§ Mr. Bidwell
asked the Secretary of State for the Home Department (1) how many female, past or present, work permit holders in the United Kingdom are in danger of deportation following the Appeal Court decision in November 1979 concerning their children and their right of admission to the United Kingdom; and from which principal countries such 120W women were recruited to work in Great Britain;
(2) what representations he has received from the Transport and General Workers' Union on behalf of its women members who are at present or past work permit holders and who are now liable for deportation where the existence of children overseas has been disclosed and their entry to the United Kingdom applied for;
(3) what is the policy and attitude of his Department towards ex-migrant women workers in the United Kingdom affected by the Appeal Court decision in November 1979 concerning a child or children of such women; and if he will make a statement.
§ Mr. Raison
The judgment affects at least 150 cases.
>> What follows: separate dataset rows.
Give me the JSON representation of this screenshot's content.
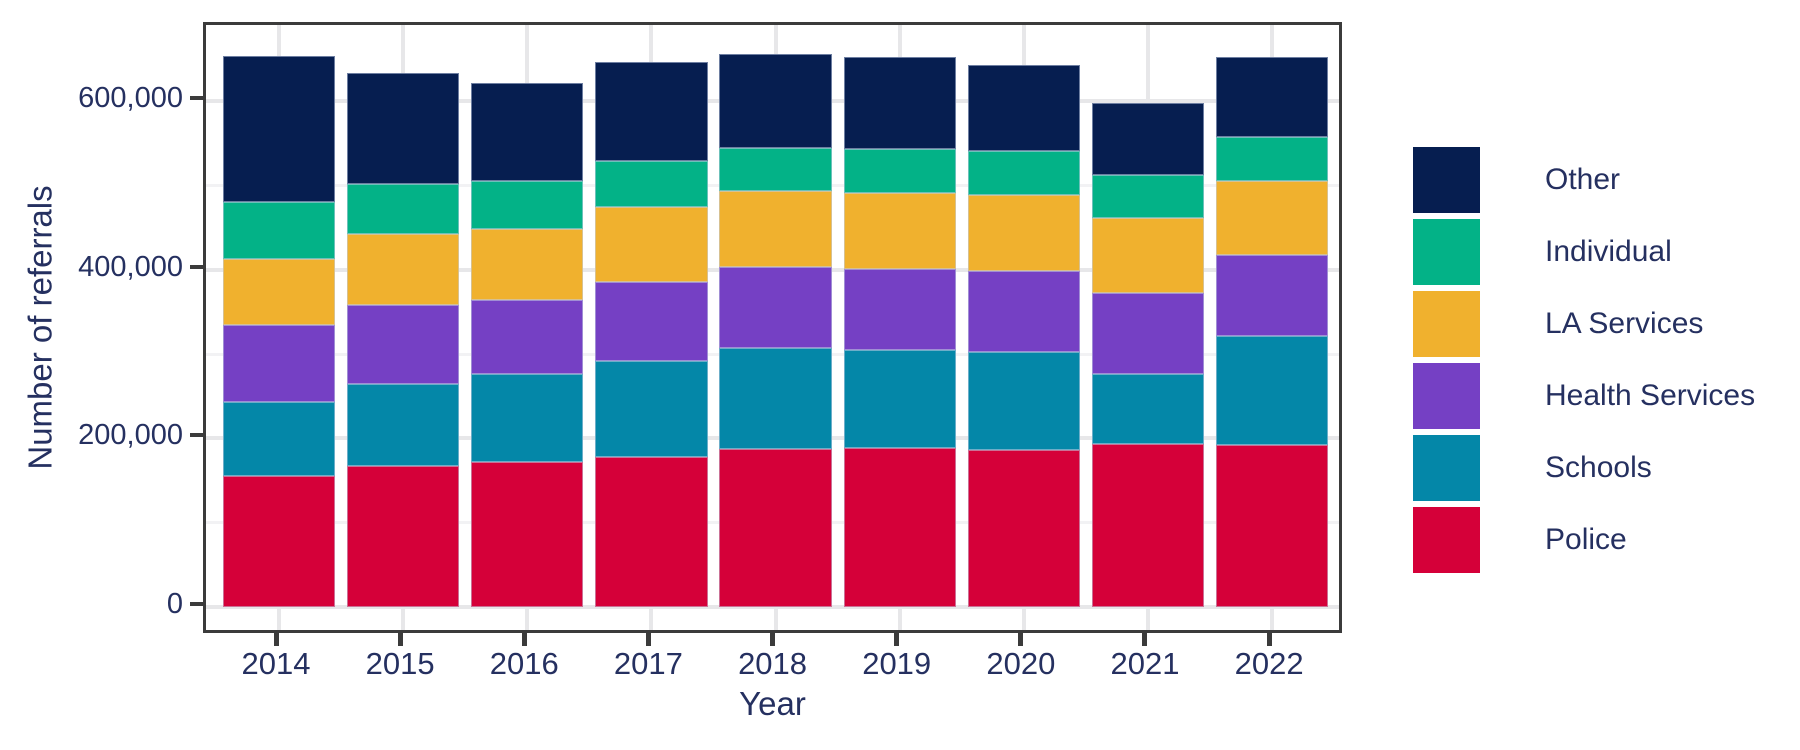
{
  "chart_data": {
    "type": "bar",
    "stacked": true,
    "title": "",
    "xlabel": "Year",
    "ylabel": "Number of referrals",
    "categories": [
      "2014",
      "2015",
      "2016",
      "2017",
      "2018",
      "2019",
      "2020",
      "2021",
      "2022"
    ],
    "series": [
      {
        "name": "Police",
        "color": "#d50039",
        "values": [
          155000,
          167000,
          172000,
          178000,
          187000,
          189000,
          186000,
          193000,
          192000
        ]
      },
      {
        "name": "Schools",
        "color": "#0487a8",
        "values": [
          88000,
          98000,
          104000,
          114000,
          120000,
          116000,
          117000,
          83000,
          130000
        ]
      },
      {
        "name": "Health Services",
        "color": "#7540c4",
        "values": [
          92000,
          93000,
          88000,
          94000,
          96000,
          96000,
          96000,
          96000,
          96000
        ]
      },
      {
        "name": "LA Services",
        "color": "#f0b12e",
        "values": [
          78000,
          84000,
          85000,
          89000,
          90000,
          90000,
          90000,
          89000,
          87000
        ]
      },
      {
        "name": "Individual",
        "color": "#03b287",
        "values": [
          68000,
          60000,
          56000,
          54000,
          52000,
          53000,
          52000,
          51000,
          53000
        ]
      },
      {
        "name": "Other",
        "color": "#061e50",
        "values": [
          173000,
          132000,
          117000,
          118000,
          111000,
          109000,
          102000,
          86000,
          94000
        ]
      }
    ],
    "totals": [
      654000,
      634000,
      622000,
      647000,
      656000,
      653000,
      643000,
      598000,
      652000
    ],
    "legend": [
      {
        "label": "Other",
        "color": "#061e50"
      },
      {
        "label": "Individual",
        "color": "#03b287"
      },
      {
        "label": "LA Services",
        "color": "#f0b12e"
      },
      {
        "label": "Health Services",
        "color": "#7540c4"
      },
      {
        "label": "Schools",
        "color": "#0487a8"
      },
      {
        "label": "Police",
        "color": "#d50039"
      }
    ],
    "legend_position": "right",
    "y_ticks": [
      {
        "value": 0,
        "label": "0"
      },
      {
        "value": 200000,
        "label": "200,000"
      },
      {
        "value": 400000,
        "label": "400,000"
      },
      {
        "value": 600000,
        "label": "600,000"
      }
    ],
    "y_minor_ticks": [
      100000,
      300000,
      500000
    ],
    "ylim": [
      0,
      690000
    ],
    "grid": "horizontal major+minor, vertical major at year centers"
  },
  "colors": {
    "text": "#253060",
    "axis_line": "#3b3b3b",
    "grid_major": "#e7e7e9",
    "grid_minor": "#f2f2f4",
    "background": "#ffffff"
  }
}
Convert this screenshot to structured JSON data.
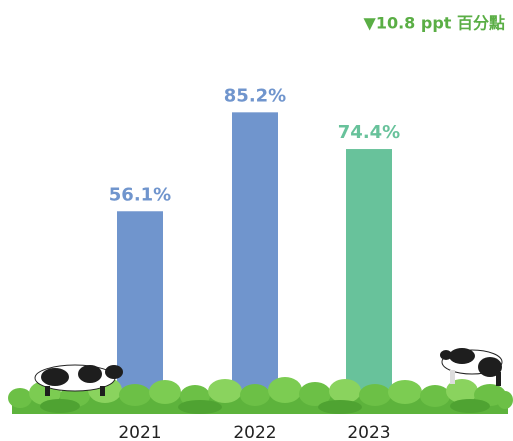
{
  "chart_data": {
    "type": "bar",
    "annotation": "▼10.8 ppt 百分點",
    "categories": [
      "2021",
      "2022",
      "2023"
    ],
    "values": [
      56.1,
      85.2,
      74.4
    ],
    "value_labels": [
      "56.1%",
      "85.2%",
      "74.4%"
    ],
    "colors": [
      "#7095cd",
      "#7095cd",
      "#68c29b"
    ],
    "annotation_color": "#5aae45"
  }
}
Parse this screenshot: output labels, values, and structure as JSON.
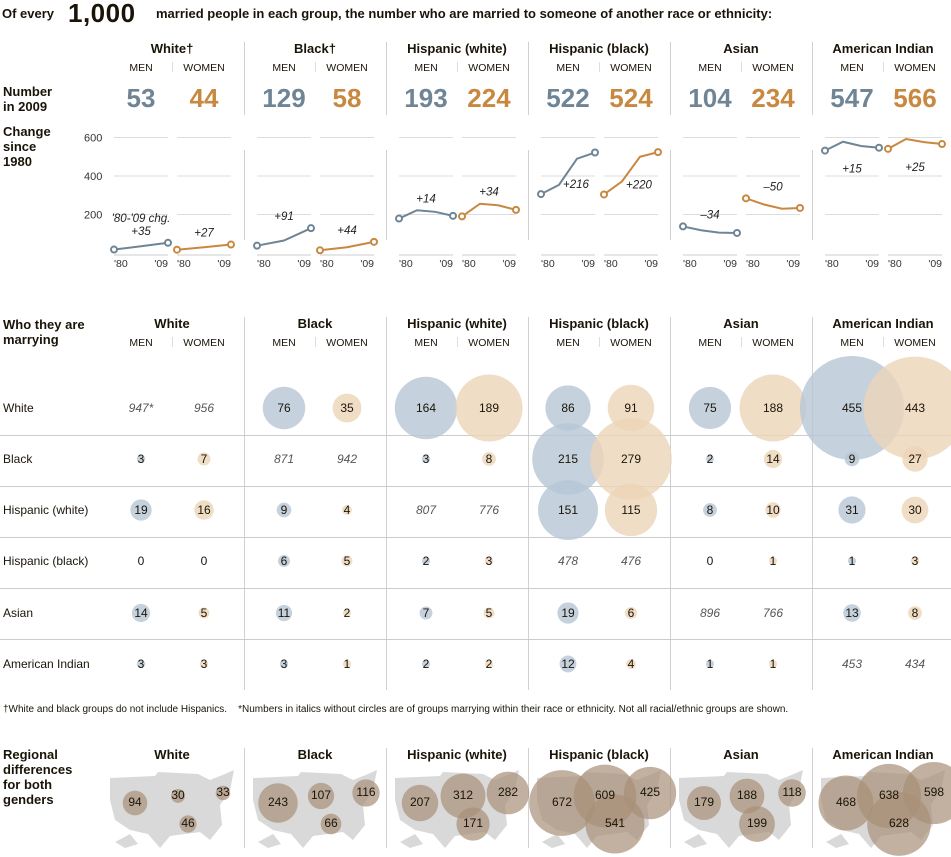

The majority involve people from the Philippines with several from Portugal and Colombia.
The judgment established that women who gained admission to this country by virtue of work permits obtained by deception as to the existence of dependent children are illegal entrants. It is the normal practice to send away people found to have entered illegally, but each case is being examined on its merits to see whether there are special compassionate circumstances justifying allowing the women to remain exceptionally.
We cannot trace having received representations from the Transport and General Workers' Union on the general issue.